Soon after CGRP (calcitonin gene-related peptide) was discovered in 1983, it was linked to the trigeminovascular system with implications for migraine. Early studies of the calcitonin gene revealed that alternative splicing occurred in neural tissue, resulting in the expression of a second peptide named calcitonin-gene related peptide (1). We had already set up all necessary methodology for studies of the role of perivascular neuropeptides. The first perivascular neuropeptide to be detected in the intracranial vasculature was vasoactive intestinal peptide (VIP), which occurs in the parasympathetic system and is a potent vasodilator. The work continued with the discovery of nearly one new perivascular neuronal candidate every year (2). When we had learned of CGRP there were no tools available, so we had to do it all ourselves. CGRP was then synthesized for in vitro and in vivo studies as well as for production of antibodies to use in quantitative radioimmunoassay and immunohistochemical studies.

The initial data on CGRP in the trigeminovascular system were presented in Paris in 1984 at a CNRS meeting on Regulatory Peptides and later in a series of publications (3–6). In the trigeminal ganglion, over half of the neurons contain CGRP, and CGRP-positive fibres in intracranial arteries could be eliminated by lesioning of the ganglion (6). Subsequent tracing studies from intra and extracranial arteries confirmed that the sensory CGRP positive fibres originate in the trigeminal neurons (6–8). Functional studies showed that CGRP is a very potent vasodilator of cerebral arteries and arterioles by activating adenylyl cyclase in the smooth muscle cells (4). We had a long-standing, well-established collaboration with Professor James McCulloch in Glasgow and much of the in vivo work was done there: CGRP potently relaxed cortical arterioles but not venules (9). Lesioning of the perivascular sensory CGRP nerves, however, did not modify resting cerebral blood flow or any of its fundamental regulation mechanisms. Instead, CGRP was demonstrated to play a key role in the protective trigeminovascular reflex (9), whereby CGRP is released by trigeminal nerves in response to local cerebral vasoconstriction to cause dilation and maintain cerebral blood flow. Together, these findings suggested CGRP was involved in migraine pathophysiology (3). The decisive results for demonstration of its involvement in primary headaches appeared a few years later, when we had started an excellent collaboration with Professor Peter J Goadsby, at that time in Sydney. CGRP was found to be selectively released from the trigeminal ganglion during migraine headache, and this release could be prevented by anti-migraine drugs such as sumatriptan (10–12).
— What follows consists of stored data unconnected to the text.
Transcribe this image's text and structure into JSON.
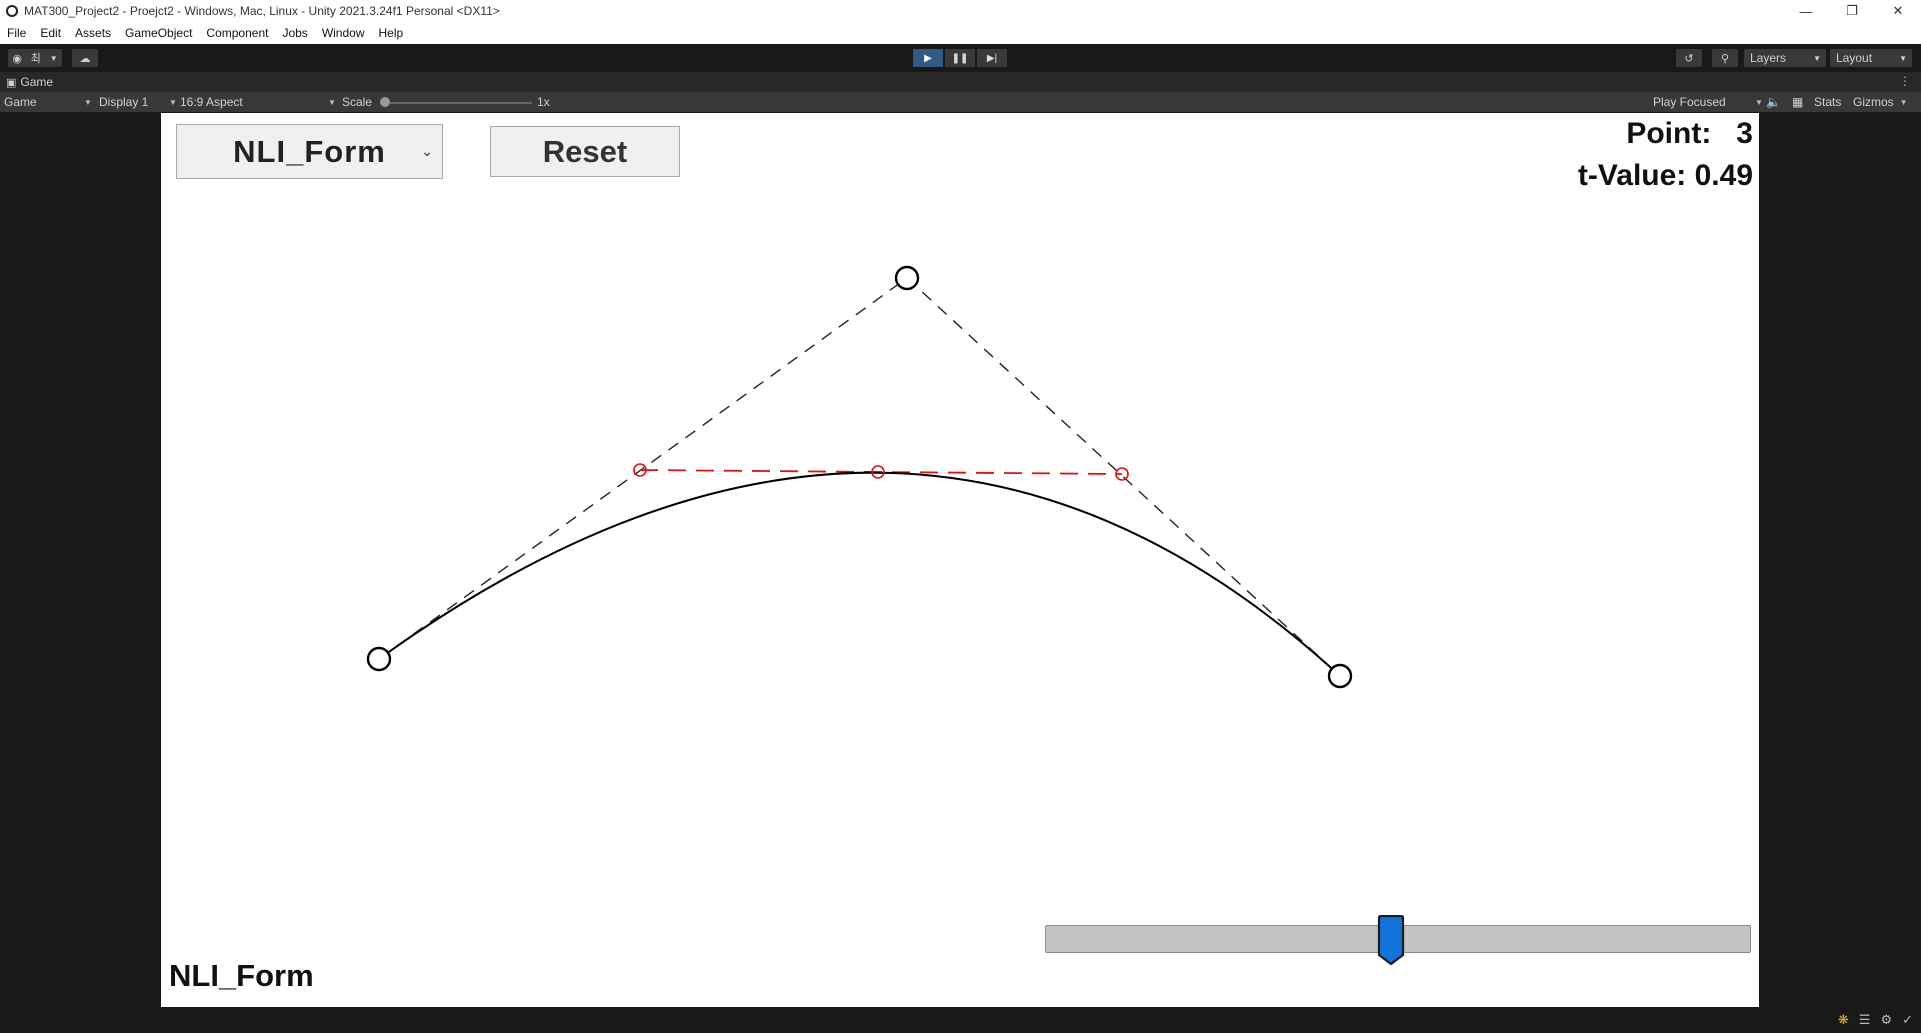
{
  "window": {
    "title": "MAT300_Project2 - Proejct2 - Windows, Mac, Linux - Unity 2021.3.24f1 Personal <DX11>",
    "controls": [
      "minimize-icon",
      "restore-icon",
      "close-icon"
    ]
  },
  "menu": {
    "items": [
      "File",
      "Edit",
      "Assets",
      "GameObject",
      "Component",
      "Jobs",
      "Window",
      "Help"
    ]
  },
  "toolbar": {
    "account_label": "최",
    "layers_label": "Layers",
    "layout_label": "Layout",
    "play_state": "playing",
    "accent_color": "#2f5a86"
  },
  "game_tab": {
    "label": "Game"
  },
  "game_controls": {
    "view_select": "Game",
    "display_select": "Display 1",
    "aspect_select": "16:9 Aspect",
    "scale_label": "Scale",
    "scale_value": "1x",
    "play_mode": "Play Focused",
    "stats_label": "Stats",
    "gizmos_label": "Gizmos"
  },
  "game": {
    "form_dropdown": "NLI_Form",
    "reset_button": "Reset",
    "point_label": "Point:   3",
    "t_value_label": "t-Value: 0.49",
    "form_label": "NLI_Form",
    "t_value": 0.49,
    "point_count": 3,
    "control_color": "#000000",
    "construction_color": "#e01010"
  }
}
This was the starting point for building up the clinical background for CGRP in migraine. For a decade we tried to convince our headache interested colleagues that CGRP was important, largely in vain, until the key proof-of-concept study of intravenous olcegepant was reported in 2004 (13). This was followed by development of several small molecule CGRP receptor antagonists, gepants, which in clinical trials were all found to be effective with minor side effects. This program was halted due to hepatic toxicity in a preventive study (14), although it was positive; we had earlier predicted a preventive effect for the CGRP mechanism. Fortunately, the gepants were not dead – two have completed phase III studies that were all positive (see paper by PJG). Blocking the CGRP pathway has taken another direction with the development of antibodies toward CGRP and CGRP receptor, both to be presented shortly (paper by DD). The antibody approach has the advantage of being extremely target specific and not broken down in the liver, which limits side effects. The antibodies have by now been approved by the FDA and the EMA and are at various stages of implementation in therapy worldwide (5). The CGRP pathway represents a quantum therapeutics approach to migraine, having a duality of mechanism: Acute and preventive treatment, which is resolved when appropriately measured. We present in this volume of Cephalalgia a few overviews on this subject, but in addition a collection of top notch, topical and important original papers that provides the recent state of the art.